I'm having a hard time starting this problem

lim of arctan(-2x^3+3x-4x) as x approaches infinity

Any help would be appreciated

 

[Evgeny.Makarov]

Start by finding the limits of $-2x^3+3x-4x$ when $x\to\infty$ (do you mean $-2x^3+3x^2-4x$?) and $\arctan(x)$ when $x\to\pm\infty$.

 

[NavalMonte]

Start by finding the limits of $-2x^3+3x-4x$ when $x\to\infty$ (do you mean $-2x^3+3x^2-4x$?) and $\arctan(x)$ when $x\to\pm\infty$.

I'm sorry, it's actually written as:

lim arctan($-2x^3+3x-4$)
x->∞

 

[Evgeny.Makarov]

The advice is the same: see where the argument of the arctangent tends to and then see what values arctangent takes there.

 

[NavalMonte]

The advice is the same: see where the argument of the arctangent tends to and then see what values arctangent takes there.

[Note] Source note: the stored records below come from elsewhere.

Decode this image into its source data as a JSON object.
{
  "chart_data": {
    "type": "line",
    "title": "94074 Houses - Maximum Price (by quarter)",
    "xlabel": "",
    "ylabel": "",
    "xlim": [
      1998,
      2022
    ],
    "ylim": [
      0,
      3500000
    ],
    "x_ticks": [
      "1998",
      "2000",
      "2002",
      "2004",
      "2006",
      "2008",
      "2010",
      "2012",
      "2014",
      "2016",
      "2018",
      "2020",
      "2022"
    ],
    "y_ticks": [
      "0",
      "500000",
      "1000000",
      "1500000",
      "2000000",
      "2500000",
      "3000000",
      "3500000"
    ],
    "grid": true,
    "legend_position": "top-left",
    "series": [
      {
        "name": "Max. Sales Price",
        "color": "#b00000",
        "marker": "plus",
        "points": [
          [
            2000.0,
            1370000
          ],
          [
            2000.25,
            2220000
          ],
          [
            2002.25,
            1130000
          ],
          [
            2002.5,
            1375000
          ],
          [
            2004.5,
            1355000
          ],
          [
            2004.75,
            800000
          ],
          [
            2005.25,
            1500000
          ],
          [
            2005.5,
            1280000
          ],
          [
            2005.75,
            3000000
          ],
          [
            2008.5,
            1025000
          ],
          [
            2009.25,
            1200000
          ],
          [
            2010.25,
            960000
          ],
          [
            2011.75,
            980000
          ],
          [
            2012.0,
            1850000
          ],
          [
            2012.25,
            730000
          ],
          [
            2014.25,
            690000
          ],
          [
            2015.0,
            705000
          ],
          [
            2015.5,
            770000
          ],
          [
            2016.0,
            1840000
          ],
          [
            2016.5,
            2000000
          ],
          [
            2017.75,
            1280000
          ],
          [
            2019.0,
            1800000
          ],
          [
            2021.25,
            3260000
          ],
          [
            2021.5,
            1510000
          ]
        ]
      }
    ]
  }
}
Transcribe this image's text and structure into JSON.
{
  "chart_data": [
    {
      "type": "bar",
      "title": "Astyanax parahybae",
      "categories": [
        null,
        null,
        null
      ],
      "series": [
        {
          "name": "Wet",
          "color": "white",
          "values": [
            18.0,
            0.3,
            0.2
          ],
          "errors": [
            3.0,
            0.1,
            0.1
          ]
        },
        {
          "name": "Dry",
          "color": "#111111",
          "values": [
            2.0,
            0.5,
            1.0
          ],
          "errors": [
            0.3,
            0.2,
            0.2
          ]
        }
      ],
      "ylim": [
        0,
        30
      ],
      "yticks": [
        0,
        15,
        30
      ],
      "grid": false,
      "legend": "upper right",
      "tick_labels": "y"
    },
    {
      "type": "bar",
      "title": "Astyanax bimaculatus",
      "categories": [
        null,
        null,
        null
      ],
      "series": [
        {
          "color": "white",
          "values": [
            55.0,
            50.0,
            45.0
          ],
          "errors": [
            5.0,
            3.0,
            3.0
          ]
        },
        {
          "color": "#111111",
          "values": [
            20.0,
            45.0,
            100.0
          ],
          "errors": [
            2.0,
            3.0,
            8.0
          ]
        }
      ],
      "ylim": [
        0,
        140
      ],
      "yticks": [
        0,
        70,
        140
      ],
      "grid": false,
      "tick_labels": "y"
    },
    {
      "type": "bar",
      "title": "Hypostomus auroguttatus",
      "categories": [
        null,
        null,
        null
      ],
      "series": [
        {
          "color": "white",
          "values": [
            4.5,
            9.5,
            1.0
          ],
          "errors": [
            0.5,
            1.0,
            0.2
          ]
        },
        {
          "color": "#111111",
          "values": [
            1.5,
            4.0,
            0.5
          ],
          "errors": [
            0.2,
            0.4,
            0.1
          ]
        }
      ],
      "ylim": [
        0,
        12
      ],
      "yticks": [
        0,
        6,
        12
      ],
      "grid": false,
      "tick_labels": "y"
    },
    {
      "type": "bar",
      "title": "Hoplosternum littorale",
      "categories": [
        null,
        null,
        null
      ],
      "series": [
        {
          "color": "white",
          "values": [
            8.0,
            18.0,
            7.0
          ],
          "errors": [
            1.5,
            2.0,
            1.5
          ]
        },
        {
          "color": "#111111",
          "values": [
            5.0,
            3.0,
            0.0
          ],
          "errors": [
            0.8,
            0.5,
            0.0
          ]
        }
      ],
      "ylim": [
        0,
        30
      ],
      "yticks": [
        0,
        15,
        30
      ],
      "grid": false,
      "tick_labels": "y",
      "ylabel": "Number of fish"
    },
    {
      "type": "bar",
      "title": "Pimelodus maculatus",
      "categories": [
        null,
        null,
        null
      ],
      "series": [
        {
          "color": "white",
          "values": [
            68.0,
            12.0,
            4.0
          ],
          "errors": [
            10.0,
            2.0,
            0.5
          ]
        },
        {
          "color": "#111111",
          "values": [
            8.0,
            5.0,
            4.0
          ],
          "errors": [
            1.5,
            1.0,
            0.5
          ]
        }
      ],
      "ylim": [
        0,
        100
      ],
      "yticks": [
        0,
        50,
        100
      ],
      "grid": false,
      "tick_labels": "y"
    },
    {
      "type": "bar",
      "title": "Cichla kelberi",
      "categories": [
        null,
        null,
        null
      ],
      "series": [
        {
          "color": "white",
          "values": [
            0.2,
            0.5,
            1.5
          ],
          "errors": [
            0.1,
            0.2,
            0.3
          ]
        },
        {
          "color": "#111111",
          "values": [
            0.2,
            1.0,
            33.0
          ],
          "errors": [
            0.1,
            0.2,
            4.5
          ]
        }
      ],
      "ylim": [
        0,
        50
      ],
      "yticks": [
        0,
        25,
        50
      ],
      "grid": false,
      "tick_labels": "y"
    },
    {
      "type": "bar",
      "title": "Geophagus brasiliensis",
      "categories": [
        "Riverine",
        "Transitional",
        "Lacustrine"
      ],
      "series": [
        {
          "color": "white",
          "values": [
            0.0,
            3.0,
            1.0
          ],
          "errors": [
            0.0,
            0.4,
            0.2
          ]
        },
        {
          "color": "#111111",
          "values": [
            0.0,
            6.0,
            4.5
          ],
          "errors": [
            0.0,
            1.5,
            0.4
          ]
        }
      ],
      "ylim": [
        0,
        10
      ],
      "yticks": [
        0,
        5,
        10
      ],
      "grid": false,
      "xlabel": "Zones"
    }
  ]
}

I factored the largest factor of x from the polynomial and got:

lim $x^3$=∞
x->∞

and

lim $(-2+\dfrac{3}{x^2}-\dfrac{4}{x^2})$=-2
x->∞

Would that make the:
lim arctan (-2) =lim arctan($-2x^3+3x-4$)
x->∞...x->∞Edit: I just realized that:
lim $-2x^3+3x-4$ = -∞
x->∞

Therefore,
lim arctan($-2x^3+3x-4$)= -$\dfrac{\pi}{2}$
x->∞

Would that be correct or am I totally off base?

 

[Evgeny.Makarov]

I can only repeat what I have said: find the limit of the arctangent's argument and then find what arctangent is like near that value. You, instead, found the limit of the arctangent's argument divided by $x^3$ and substituted it into arctangent. I don't understand why you divided the argument by $x^3$.

Edit: I just saw your edit, and it is correct. You may also see this discussion on StackExchange for a similar example.